Jeunes de la débrouille : Taoulé, le vendeur de beignets

Ce n’est pas courant : ce jeune homme s’est mis à vendre des beignets… comme sa mère, aujourd’hui malade et qu’il a remplacée dans son commerce. Portrait d’un élève appliqué qui sacrifie ses loisirs pour être soutien de famille. Et a gagné l’estime des gens.

Treize heures déjà, le jeune Taoulé Keïta quitte son lycée d’un pas pressé. En dépit des apparences, il n’emboite pas le pas à ses camarades de classe qui se retrouvent aux « grins ». Taoulé s’apprête à s’adonner à une activité insolite pour un garçon de son âge sous nos latitudes : préparer la pâte des beignets qu’il va faire frire et vendre durant l’après-midi.

Ce lundi, comme tous les autres jours, celui que ses camarades d’enfance surnomment Taliché, a un emploi du temps chargé. Il doit effectuer les tâches ménagères de sa mère et nettoyer tous les ustensiles nécessaires à son négoce de beignets pendant que la pâte monte. L’horloge sonne pour annoncer 15h30. Il est l’heure de prendre une douche et de s’habiller pour le travail de l’après-midi. L’adolescent de 17 ans, taille moyenne et teint foncé, transporte son matériel de cuisine jusqu’au point de vente installé à une trentaine de mètres de son domicile. Visiblement, ce n’est pas une corvée pour Taoulé Keita qui semble même un peu impatient de se mettre à la tâche. Une motivation qui a dû pas mal contribuer au succès de ses beignets et de sa relative célébrité dans le coin.

A 16 heures, la poêle est déjà posée sur le foyer et les premiers fragments de pâte commencent à frire. La cuisson à peine entamée, une queue se forme tandis que se succèdent les commandes par téléphone. La file d’attente grossit et la foule de clients devient si compacte que l’on parvient à peine à distinguer Taliché.

La première fournée est prête, à la satisfaction de Blaise Ganten qui est le premier servi.  Ce Togolais, résident à Sébénicoro en Commune IV de Bamako, connait bien Taoulé. C’était, raconte-t-il, un gamin qui épaulait sa maman lorsqu’elle faisait ses beignets. Quand celle-ci est tombée malade, le garçon (qui n’a pas de sœur pour assurer la relève), a repris l’affaire. Taliché confirme l’histoire et en commente quelques aspects : « certains clients ne viennent que par simple curiosité, juste pour me regarder faire ce travail. Parfois, on me pointe même du doigt, mais ça ne me dit rien car toutes nos petites dépenses familiales sont couvertes par le produit de cette vente ». Blaise Ganten n’éprouve aucune curiosité malsaine envers l’adolescent, bien au contraire, il veut l’encourager en lui achetant tous les jours des beignets, car de son point de vue cette activité lui évite d’être tenté par la délinquance.

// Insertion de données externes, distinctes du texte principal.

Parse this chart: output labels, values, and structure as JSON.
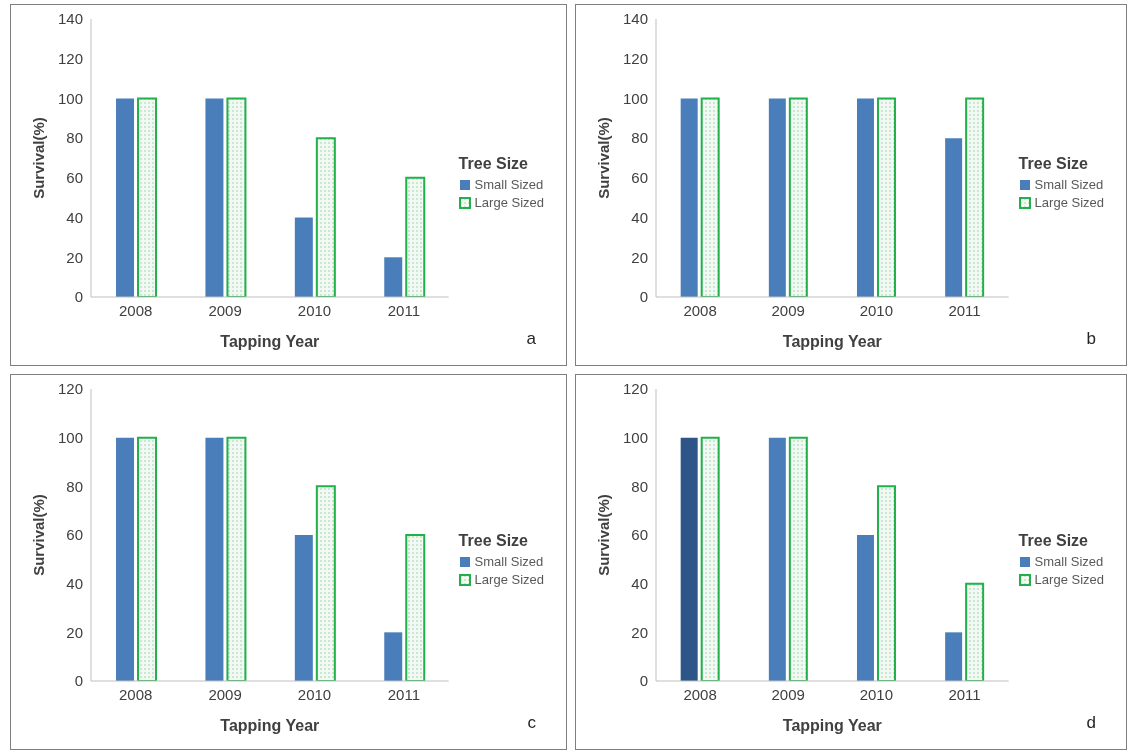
{
  "chart_data": [
    {
      "type": "bar",
      "categories": [
        "2008",
        "2009",
        "2010",
        "2011"
      ],
      "xlabel": "Tapping Year",
      "ylabel": "Survival(%)",
      "legend_title": "Tree Size",
      "legend": "right",
      "ylim": [
        0,
        140
      ],
      "yticks": [
        0,
        20,
        40,
        60,
        80,
        100,
        120,
        140
      ],
      "annotations": [
        "a"
      ],
      "series": [
        {
          "name": "Small Sized",
          "color": "#4a7ebb",
          "values": [
            100,
            100,
            40,
            20
          ]
        },
        {
          "name": "Large Sized",
          "color": "#22b04b",
          "values": [
            100,
            100,
            80,
            60
          ]
        }
      ]
    },
    {
      "type": "bar",
      "categories": [
        "2008",
        "2009",
        "2010",
        "2011"
      ],
      "xlabel": "Tapping Year",
      "ylabel": "Survival(%)",
      "legend_title": "Tree Size",
      "legend": "right",
      "ylim": [
        0,
        140
      ],
      "yticks": [
        0,
        20,
        40,
        60,
        80,
        100,
        120,
        140
      ],
      "annotations": [
        "b"
      ],
      "series": [
        {
          "name": "Small Sized",
          "color": "#4a7ebb",
          "values": [
            100,
            100,
            100,
            80
          ]
        },
        {
          "name": "Large Sized",
          "color": "#22b04b",
          "values": [
            100,
            100,
            100,
            100
          ]
        }
      ]
    },
    {
      "type": "bar",
      "categories": [
        "2008",
        "2009",
        "2010",
        "2011"
      ],
      "xlabel": "Tapping Year",
      "ylabel": "Survival(%)",
      "legend_title": "Tree Size",
      "legend": "right",
      "ylim": [
        0,
        120
      ],
      "yticks": [
        0,
        20,
        40,
        60,
        80,
        100,
        120
      ],
      "annotations": [
        "c"
      ],
      "series": [
        {
          "name": "Small Sized",
          "color": "#4a7ebb",
          "values": [
            100,
            100,
            60,
            20
          ]
        },
        {
          "name": "Large Sized",
          "color": "#22b04b",
          "values": [
            100,
            100,
            80,
            60
          ]
        }
      ]
    },
    {
      "type": "bar",
      "categories": [
        "2008",
        "2009",
        "2010",
        "2011"
      ],
      "xlabel": "Tapping Year",
      "ylabel": "Survival(%)",
      "legend_title": "Tree Size",
      "legend": "right",
      "ylim": [
        0,
        120
      ],
      "yticks": [
        0,
        20,
        40,
        60,
        80,
        100,
        120
      ],
      "annotations": [
        "d"
      ],
      "series": [
        {
          "name": "Small Sized",
          "color": "#4a7ebb",
          "colors": [
            "#2e5587",
            "#4a7ebb",
            "#4a7ebb",
            "#4a7ebb"
          ],
          "values": [
            100,
            100,
            60,
            20
          ]
        },
        {
          "name": "Large Sized",
          "color": "#22b04b",
          "values": [
            100,
            100,
            80,
            40
          ]
        }
      ]
    }
  ]
}
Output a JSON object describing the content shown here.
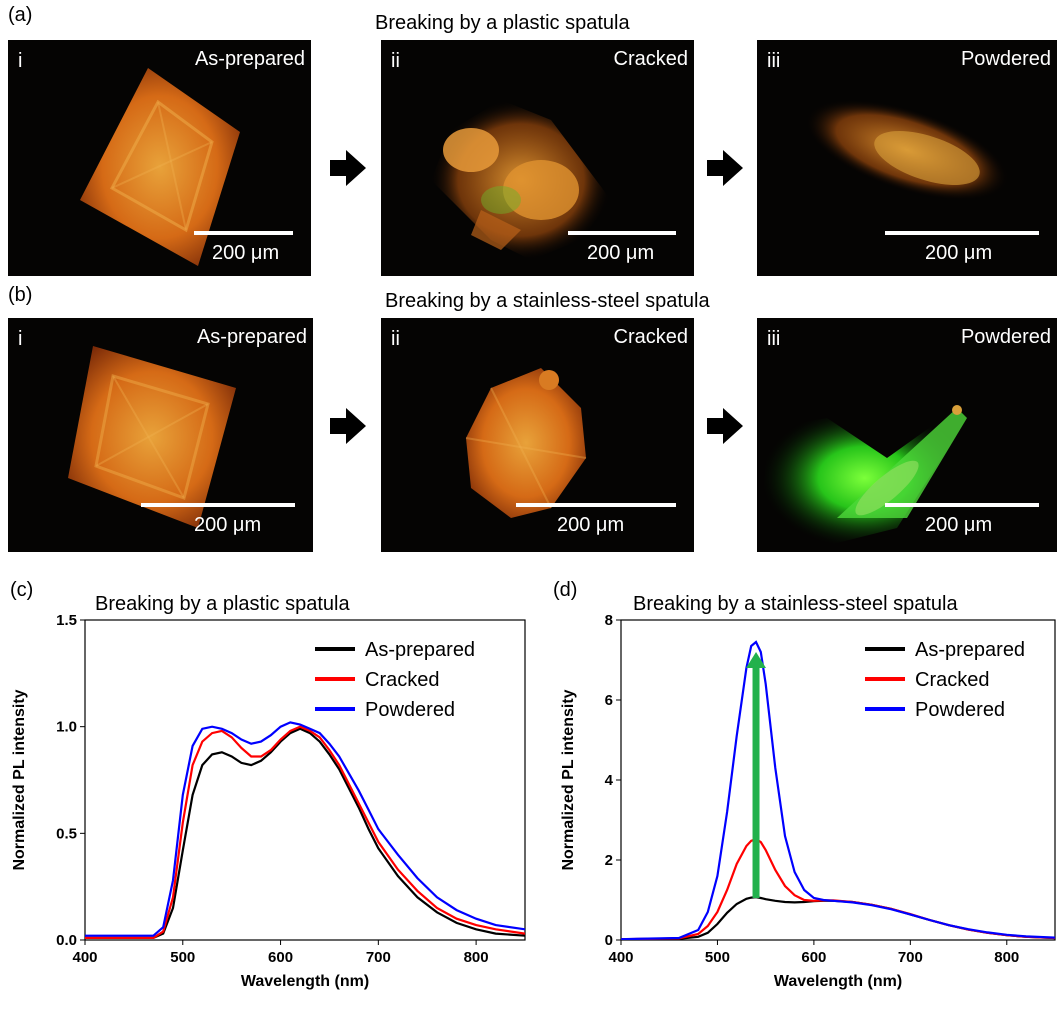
{
  "row_a": {
    "label": "(a)",
    "heading": "Breaking by a plastic spatula",
    "panels": [
      {
        "roman": "i",
        "state": "As-prepared",
        "scalebar": "200 μm"
      },
      {
        "roman": "ii",
        "state": "Cracked",
        "scalebar": "200 μm"
      },
      {
        "roman": "iii",
        "state": "Powdered",
        "scalebar": "200 μm"
      }
    ]
  },
  "row_b": {
    "label": "(b)",
    "heading": "Breaking by a stainless-steel spatula",
    "panels": [
      {
        "roman": "i",
        "state": "As-prepared",
        "scalebar": "200 μm"
      },
      {
        "roman": "ii",
        "state": "Cracked",
        "scalebar": "200 μm"
      },
      {
        "roman": "iii",
        "state": "Powdered",
        "scalebar": "200 μm"
      }
    ]
  },
  "chart_data": [
    {
      "panel_label": "(c)",
      "type": "line",
      "title": "Breaking by a plastic spatula",
      "xlabel": "Wavelength (nm)",
      "ylabel": "Normalized PL intensity",
      "xlim": [
        400,
        850
      ],
      "ylim": [
        0,
        1.5
      ],
      "xticks": [
        "400",
        "500",
        "600",
        "700",
        "800"
      ],
      "yticks": [
        "0.0",
        "0.5",
        "1.0",
        "1.5"
      ],
      "legend_position": "top-right",
      "x": [
        400,
        470,
        480,
        490,
        500,
        510,
        520,
        530,
        540,
        550,
        560,
        570,
        580,
        590,
        600,
        610,
        620,
        630,
        640,
        650,
        660,
        670,
        680,
        690,
        700,
        720,
        740,
        760,
        780,
        800,
        820,
        850
      ],
      "series": [
        {
          "name": "As-prepared",
          "color": "#000000",
          "values": [
            0.01,
            0.01,
            0.03,
            0.15,
            0.42,
            0.68,
            0.82,
            0.87,
            0.88,
            0.86,
            0.83,
            0.82,
            0.84,
            0.88,
            0.93,
            0.97,
            0.99,
            0.97,
            0.93,
            0.87,
            0.8,
            0.71,
            0.62,
            0.52,
            0.43,
            0.3,
            0.2,
            0.13,
            0.08,
            0.05,
            0.03,
            0.02
          ]
        },
        {
          "name": "Cracked",
          "color": "#ff0000",
          "values": [
            0.01,
            0.01,
            0.04,
            0.2,
            0.55,
            0.82,
            0.93,
            0.97,
            0.98,
            0.95,
            0.9,
            0.86,
            0.86,
            0.89,
            0.94,
            0.98,
            1.0,
            0.98,
            0.95,
            0.89,
            0.82,
            0.73,
            0.64,
            0.55,
            0.46,
            0.33,
            0.23,
            0.15,
            0.1,
            0.07,
            0.05,
            0.03
          ]
        },
        {
          "name": "Powdered",
          "color": "#0000ff",
          "values": [
            0.02,
            0.02,
            0.06,
            0.28,
            0.68,
            0.91,
            0.99,
            1.0,
            0.99,
            0.97,
            0.94,
            0.92,
            0.93,
            0.96,
            1.0,
            1.02,
            1.01,
            0.99,
            0.97,
            0.92,
            0.86,
            0.78,
            0.7,
            0.61,
            0.52,
            0.4,
            0.29,
            0.2,
            0.14,
            0.1,
            0.07,
            0.05
          ]
        }
      ]
    },
    {
      "panel_label": "(d)",
      "type": "line",
      "title": "Breaking by a stainless-steel spatula",
      "xlabel": "Wavelength (nm)",
      "ylabel": "Normalized PL intensity",
      "xlim": [
        400,
        850
      ],
      "ylim": [
        0,
        8
      ],
      "xticks": [
        "400",
        "500",
        "600",
        "700",
        "800"
      ],
      "yticks": [
        "0",
        "2",
        "4",
        "6",
        "8"
      ],
      "legend_position": "top-right",
      "arrow": {
        "x": 540,
        "from": 1.05,
        "to": 7.2,
        "color": "#22b14c"
      },
      "x": [
        400,
        460,
        480,
        490,
        500,
        510,
        520,
        530,
        535,
        540,
        545,
        550,
        560,
        570,
        580,
        590,
        600,
        610,
        620,
        640,
        660,
        680,
        700,
        720,
        740,
        760,
        780,
        800,
        820,
        850
      ],
      "series": [
        {
          "name": "As-prepared",
          "color": "#000000",
          "values": [
            0.02,
            0.03,
            0.08,
            0.18,
            0.4,
            0.68,
            0.9,
            1.03,
            1.06,
            1.07,
            1.05,
            1.02,
            0.98,
            0.95,
            0.94,
            0.95,
            0.97,
            0.98,
            0.98,
            0.95,
            0.88,
            0.78,
            0.64,
            0.5,
            0.37,
            0.26,
            0.18,
            0.12,
            0.08,
            0.05
          ]
        },
        {
          "name": "Cracked",
          "color": "#ff0000",
          "values": [
            0.02,
            0.04,
            0.15,
            0.35,
            0.7,
            1.25,
            1.9,
            2.35,
            2.48,
            2.52,
            2.45,
            2.25,
            1.75,
            1.35,
            1.12,
            1.0,
            0.98,
            0.99,
            0.99,
            0.95,
            0.88,
            0.78,
            0.65,
            0.5,
            0.37,
            0.26,
            0.18,
            0.12,
            0.08,
            0.05
          ]
        },
        {
          "name": "Powdered",
          "color": "#0000ff",
          "values": [
            0.02,
            0.05,
            0.25,
            0.7,
            1.6,
            3.2,
            5.1,
            6.8,
            7.35,
            7.45,
            7.2,
            6.4,
            4.3,
            2.6,
            1.7,
            1.25,
            1.05,
            1.0,
            0.98,
            0.94,
            0.87,
            0.77,
            0.64,
            0.5,
            0.37,
            0.27,
            0.19,
            0.13,
            0.09,
            0.06
          ]
        }
      ]
    }
  ]
}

Dans la foule, une voix retentit : « J’en veux pour 200 F CFA ».  Mohamed Koné est aussi un client fidèle de Taliché, qu’il juge très courtois et respectueux. « J’ai fait sa connaissance grâce à un de mes amis qui m’a fait goûter un jour ses beignets alors que nous étions de passage. Je me suis régalé. Depuis ce jour, j’en achète tous les jours », indique-t-il. Et il n’est pas le seul apparemment : à 17 heures, les beignets sont épuisés et les retardataires comme Aminata Cissé, repartent  les mains vides. La friandise est le péché mignon de cette jeune élève de treize ans qui en achète quotidiennement après les classes mais qui, ce jour, a dû, la mort dans l’âme, rengainer ses envies.

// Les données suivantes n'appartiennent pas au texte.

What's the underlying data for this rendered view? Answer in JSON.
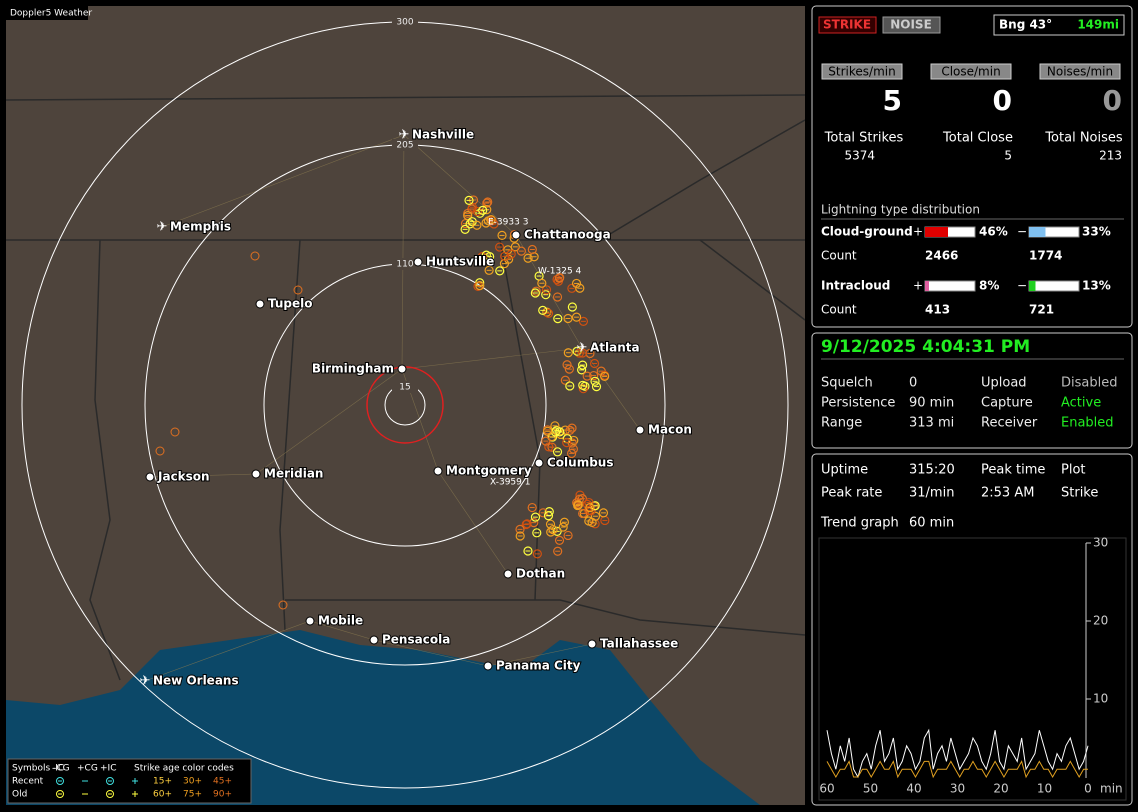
{
  "map": {
    "title": "Doppler5 Weather",
    "ring_labels": [
      "300",
      "205",
      "110",
      "15"
    ],
    "cities": [
      "Nashville",
      "Chattanooga",
      "Memphis",
      "Huntsville",
      "Tupelo",
      "Birmingham",
      "Atlanta",
      "Macon",
      "Columbus",
      "Montgomery",
      "Meridian",
      "Jackson",
      "Dothan",
      "Mobile",
      "Pensacola",
      "Tallahassee",
      "Panama City",
      "New Orleans"
    ],
    "markers": [
      "E-3933 3",
      "W-1325 4",
      "X-3959 1"
    ]
  },
  "legend": {
    "header": [
      "Symbols -CG",
      "-IC",
      "+CG",
      "+IC",
      "Strike age color codes"
    ],
    "rows": [
      {
        "label": "Recent",
        "ages": [
          "15+",
          "30+",
          "45+"
        ]
      },
      {
        "label": "Old",
        "ages": [
          "60+",
          "75+",
          "90+"
        ]
      }
    ]
  },
  "status": {
    "mode_buttons": [
      "STRIKE",
      "NOISE"
    ],
    "bearing": "Bng 43°",
    "distance": "149mi"
  },
  "rates": [
    {
      "label": "Strikes/min",
      "value": 5
    },
    {
      "label": "Close/min",
      "value": 0
    },
    {
      "label": "Noises/min",
      "value": 0
    }
  ],
  "totals": [
    {
      "label": "Total Strikes",
      "value": 5374
    },
    {
      "label": "Total Close",
      "value": 5
    },
    {
      "label": "Total Noises",
      "value": 213
    }
  ],
  "distribution": {
    "title": "Lightning type distribution",
    "rows": [
      {
        "label": "Cloud-ground",
        "pos_sign": "+",
        "pos_percent": 46,
        "pos_percent_label": "46%",
        "neg_sign": "−",
        "neg_percent": 33,
        "neg_percent_label": "33%",
        "count_label": "Count",
        "pos_count": 2466,
        "neg_count": 1774
      },
      {
        "label": "Intracloud",
        "pos_sign": "+",
        "pos_percent": 8,
        "pos_percent_label": "8%",
        "neg_sign": "−",
        "neg_percent": 13,
        "neg_percent_label": "13%",
        "count_label": "Count",
        "pos_count": 413,
        "neg_count": 721
      }
    ]
  },
  "clock": {
    "datetime": "9/12/2025 4:04:31 PM",
    "settings": [
      [
        "Squelch",
        "0",
        "Upload",
        "Disabled"
      ],
      [
        "Persistence",
        "90 min",
        "Capture",
        "Active"
      ],
      [
        "Range",
        "313 mi",
        "Receiver",
        "Enabled"
      ]
    ]
  },
  "stats": [
    [
      "Uptime",
      "315:20",
      "Peak time",
      "Plot"
    ],
    [
      "Peak rate",
      "31/min",
      "2:53 AM",
      "Strike"
    ],
    [
      "Trend graph",
      "60 min"
    ]
  ],
  "trend": {
    "ylim": [
      0,
      30
    ],
    "yticks": [
      10,
      20,
      30
    ],
    "xlim": [
      60,
      0
    ],
    "xticks": [
      60,
      50,
      40,
      30,
      20,
      10,
      0
    ],
    "x_unit": "min",
    "series": [
      {
        "color": "#ffffff",
        "values": [
          6,
          3,
          1,
          4,
          2,
          5,
          1,
          0,
          2,
          3,
          1,
          4,
          6,
          2,
          3,
          5,
          1,
          2,
          4,
          3,
          1,
          2,
          5,
          6,
          1,
          3,
          4,
          2,
          5,
          3,
          1,
          2,
          3,
          5,
          4,
          2,
          1,
          3,
          6,
          2,
          1,
          4,
          3,
          2,
          5,
          1,
          2,
          3,
          6,
          4,
          2,
          1,
          3,
          2,
          4,
          5,
          3,
          1,
          2,
          4
        ]
      },
      {
        "color": "#e0a020",
        "values": [
          2,
          1,
          0,
          1,
          1,
          2,
          0,
          0,
          1,
          1,
          0,
          1,
          2,
          1,
          1,
          2,
          0,
          1,
          1,
          1,
          0,
          1,
          2,
          2,
          0,
          1,
          1,
          1,
          2,
          1,
          0,
          1,
          1,
          2,
          1,
          1,
          0,
          1,
          2,
          1,
          0,
          1,
          1,
          1,
          2,
          0,
          1,
          1,
          2,
          1,
          1,
          0,
          1,
          1,
          1,
          2,
          1,
          0,
          1,
          1
        ]
      }
    ]
  }
}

Rokia Traoré est aux premières loges pour assister à ce ballet d’amateurs de délicieux beignets car elle vend des poulets de chair grillés, juste à côté de l’emplacement de Taoulé Keita. En voisine observatrice, elle dit beaucoup de bien de celui-ci : « Taoulé n’est pas comme d’autres. En plus d’être bien élevé et respectueux, il n’a aucun problème et n’envie pas les autres. Sa maman est malade et son père ne travaille plus, donc, il est le seul espoir de sa famille ». Grâce aux revenus générés par la vente des beignets, poursuit-elle, il règle la location de leur maison et achète de quoi manger. « Il est tout pour sa famille. Il fait toutes sortes de tâches que font les filles. Et malgré ses occupations, il travaille bien à l’école », révèle la jeune dame si émue qu’elle en a les larmes aux yeux.

Recoupements faits, Taliché est bien ce garçon dévoué et travailleur, et un bon élève. C’est aussi un amoureux de foot qui aimerait avoir plus de temps à consacrer à sa passion… mais qui rêve, par-dessus tout, de bénéficier d’aide pour soigner sa maman et bâtir une maison pour sa famille.